Görüntülediğiniz mahkeme kararı kesinleşmiş bir karardır.

T.C.
İSTANBUL
BÖLGE ADLİYE MAHKEMESİ
12. HUKUK DAİRESİ
DOSYA NO: 2019/708
KARAR NO: 2021/768
T Ü R K M İ L L E T İ A D I N A
İ S T İ N A F K A R A R I
İNCELENEN KARARIN
MAHKEMESİ: İSTANBUL ANADOLU 9. ASLİYE TİCARET MAHKEMESİ
TARİHİ: 18/12/2018
NUMARASI: 2017/1359 Esas-2018/1237 Karar
DAVA: Alacak
İSTİNAF KARAR TARİHİ: 25/05/2021
Taraflar arasında görülen dava neticesinde ilk derece mahkemesince verilen davanın reddine dair kararın davacı vekilince istinaf edilmesi üzerine düzenlenen rapor ve dosya kapsamı incelenip gereği görüşülüp düşünüldü;
DAVA: Davacı vekili, müvekkili şirketin halka açık bir şirket olan … A.Ş.’nin iştiraki olduğunu, örtülü kazanç aktarımı yasağının Sermaye Piyasası Kanunu’nun 21. maddesinde düzenlendiğini, anılan madde hükmünce halka açık ortaklıklar ve kollektif yatırım kuruluşları ile bunların iştirak ve bağlı ortaklıklarının da 6362 sayılı Sermaye Piyasası Kanunu kapsamında değerlendirileceğini, müvekkili şirketin halka kapalı şirket oluşu sebebiyle bir an için Sermaye Piyasası Kanunu’nun 2.maddesine göre, müvekkili şirketin Sermaye Piyasası Kanunu’nun kapsamı dışında olduğu düşünülse dahi Sermaye Piyasası Kanunu’nun 21.maddenin açık hükmü karşısında müvekkili şirketin de Sermaye Piyasası Kanunu’nun hükümlerine tabi tutulduğunu, davalının müvekkili şirket hesaplarında ve muavin defter kayıtlarında borçlu gözüktüğünü, ancak davalının 6552 sayılı İş Kanunu ile Bazı Kanun ve Kanun Hükmünde Kararnamelerde Değişiklik Yapılması ile Bazı Alacakların Yeniden Yapılandırılmasına Dair Kanunun 74.maddesi hükmünden yararlanarak şirkette bulunan borç miktarını sildirdiğini, davalı … yararına yapılan işlemin Sermaye Piyasası Kanunu’na aykırılık oluşturmakta olduğunu, davalının bu eyleminin örtülü kazanç aktarımı niteliğinde olduğunu, her ne kadar torba yasada böyle bir imkan sağlamış olsa da anılan torba yasanın Sermaye Piyasası Kanunu’nun 21. Madde açık hükmü karşısında halka açık şirketlere uygulanamayacağını, halka açık şirketlerin torba yasanın kapsamı dışında kaldığının ortada olduğunu, zira yapılan işlemin müvekkili şirketin alacaklı olduğu miktarı davalı lehine bertaraf ederek davalı tarafa dolaylı yoldan bir kazandırım sağlamış olduğunu belirterek yapılan işlemin kanuna aykırı olduğunun tespitine ve iptaline, bahse konu bedelin tespiti ile müvekkili şirkete ödenmesine karar verilmesini talep ve dava etmiştir.

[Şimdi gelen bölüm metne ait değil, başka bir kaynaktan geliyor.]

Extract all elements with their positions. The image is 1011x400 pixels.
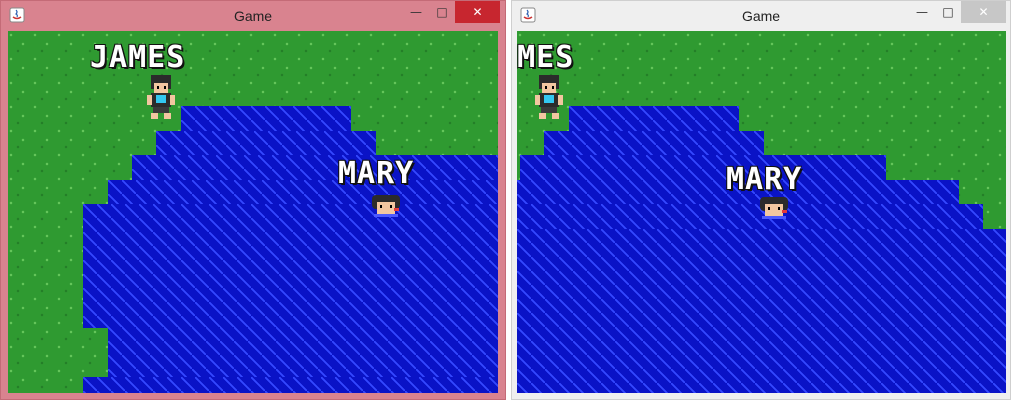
maximize-button[interactable]: □ (429, 1, 455, 23)
player-name-james: JAMES (90, 40, 186, 75)
maximize-icon: □ (942, 5, 954, 19)
player-mary-sprite (760, 197, 788, 219)
maximize-button[interactable]: □ (935, 1, 961, 23)
lake (108, 327, 498, 379)
minimize-button[interactable]: — (909, 1, 935, 23)
close-button[interactable]: ✕ (455, 1, 500, 23)
player-james-sprite (147, 75, 175, 119)
player-name-mary: MARY (338, 156, 415, 191)
game-window-1: Game — □ ✕ JAMES MARY (0, 0, 506, 400)
close-icon: ✕ (978, 5, 989, 19)
player-name-mary: MARY (726, 162, 803, 197)
lake (83, 204, 498, 328)
game-canvas[interactable]: JAMES MARY (8, 31, 498, 393)
close-button[interactable]: ✕ (961, 1, 1006, 23)
game-window-2: Game — □ ✕ JAMES MARY (511, 0, 1011, 400)
minimize-icon: — (916, 5, 928, 19)
player-name-james: JAMES (517, 40, 575, 75)
lake (517, 204, 983, 230)
player-mary-sprite (372, 195, 400, 217)
lake (517, 229, 1006, 393)
minimize-icon: — (410, 5, 422, 19)
player-james-sprite (535, 75, 563, 119)
title-bar[interactable]: Game — □ ✕ (1, 1, 505, 31)
game-canvas[interactable]: JAMES MARY (517, 31, 1006, 393)
lake (83, 377, 498, 393)
minimize-button[interactable]: — (403, 1, 429, 23)
title-bar[interactable]: Game — □ ✕ (512, 1, 1010, 31)
maximize-icon: □ (436, 5, 448, 19)
close-icon: ✕ (472, 5, 483, 19)
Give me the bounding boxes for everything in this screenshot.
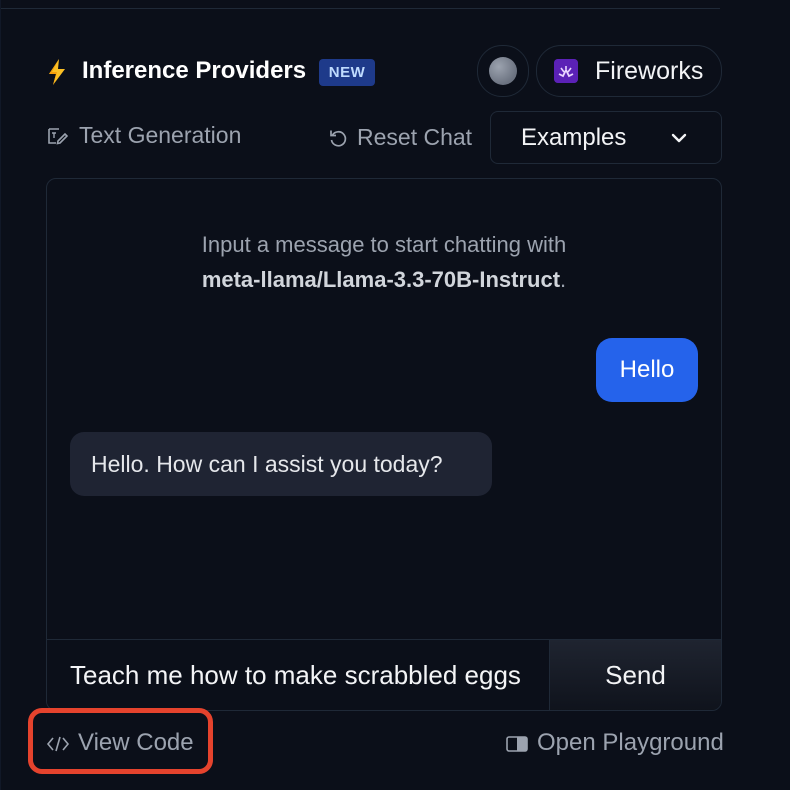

CEVAP:Davalı vekili; Davalı tarafından tebligata rağmen yazılı bir cevap dilekçesi sunulmamıştır.
İLK DERECE MAHKEMESİ KARARI: Mahkemece, davalı …’ın 5.499.670-TL sermaye ile toplam 11.000.000-TL sermayeli davacı şirketin % 49,99 hisseli ortağı olduğu, davalı ortağın şirkete olan borcunu sildirmek amacıyla 6552 sayılı yasa ile kayıtlarda yer aldığı halde işletmede mevcut olmayan kasa mevcudu ve ortaklardan alacak beyanı hükmünden yararlanarak 23.12.2014 tarihinde Marmara Kurumlar Vergisi Müdürlüğü’ne bildirimde bulunulmuş olup, ilgili vergi dairesi tarafından gönderilen tahsilat ve ödeme durum listesine göre tahakkuk eden 257.608,07-TL dönem içi faiz tutarının … sayılı tahsilat fişi ile davacı şirket adına ödendiği, böylelikle davalı ortağın davacı şirkete dava tarihi itibariyle herhangi bir borcu bulunmadığı, yine tahsilat ve ödeme durum listesine göre şirket adına başvuru yapıldığı ve ödemenin gerçekleştirildiği, yetkili olmayan kişilerce vergi dairesi’ne başvuru yapıldığı ve vergi ödemesi yapıldığını gösterir aksine delil bulunmadığı, 6362 sayılı Sermaye Piyasası Kanunu’nun 21. Maddesi gereği örtülü kazan aktarımı yasağı müşahade şartının Sermaye Piyasası Kurulu’na ait olduğu, Sermeye Piyasası Kurulu’na yapılan bir başvuru olmadığı gibi Sermaye Piyasası Kurulu tarafından örtülü kazanç aktarımının tespit edildiğine dair bir tespit ve raporun bulunmadığı, yine Sermaye Piyasası Kanunu’nun 21. Maddesine göre doğrudan veya dolaylı olarak ilişkide bulundukları gerçek veya tüzel kişiler ile emsallerine uygunluk, piyasa teammülleri, ticari hayatın basiret ve dürüstlük ilkelerine aykırı olarak farklı fiyat, ücret, bedel veya şartlar içeren anlaşmalar veya ticari uygulamalar yapmak veya işlem hacmi üretmek gibi işlemlerde bulunmak suretiyle karlarını veya malvarlıklarını azaltarak veya karlarının veya malvarlıklarının artmasını engelleyerek kazanç aktarımında bulunulduğuna dair de yeterli delil, bilgi ve belge bulunmadığı, ortaklardan alacaklar hesabının tarafların bilgisi dahilinde olduğu ve aksi yönde şerh konulduğuna dair bilgi ve belge bulunulmadığı, alacağın sildirilmesi yönündeki işlemin yukarıda yazılı olduğu üzere yasaya dayanılarak yapıldığı gerekçesiyle davanın reddine karar verilmiştir.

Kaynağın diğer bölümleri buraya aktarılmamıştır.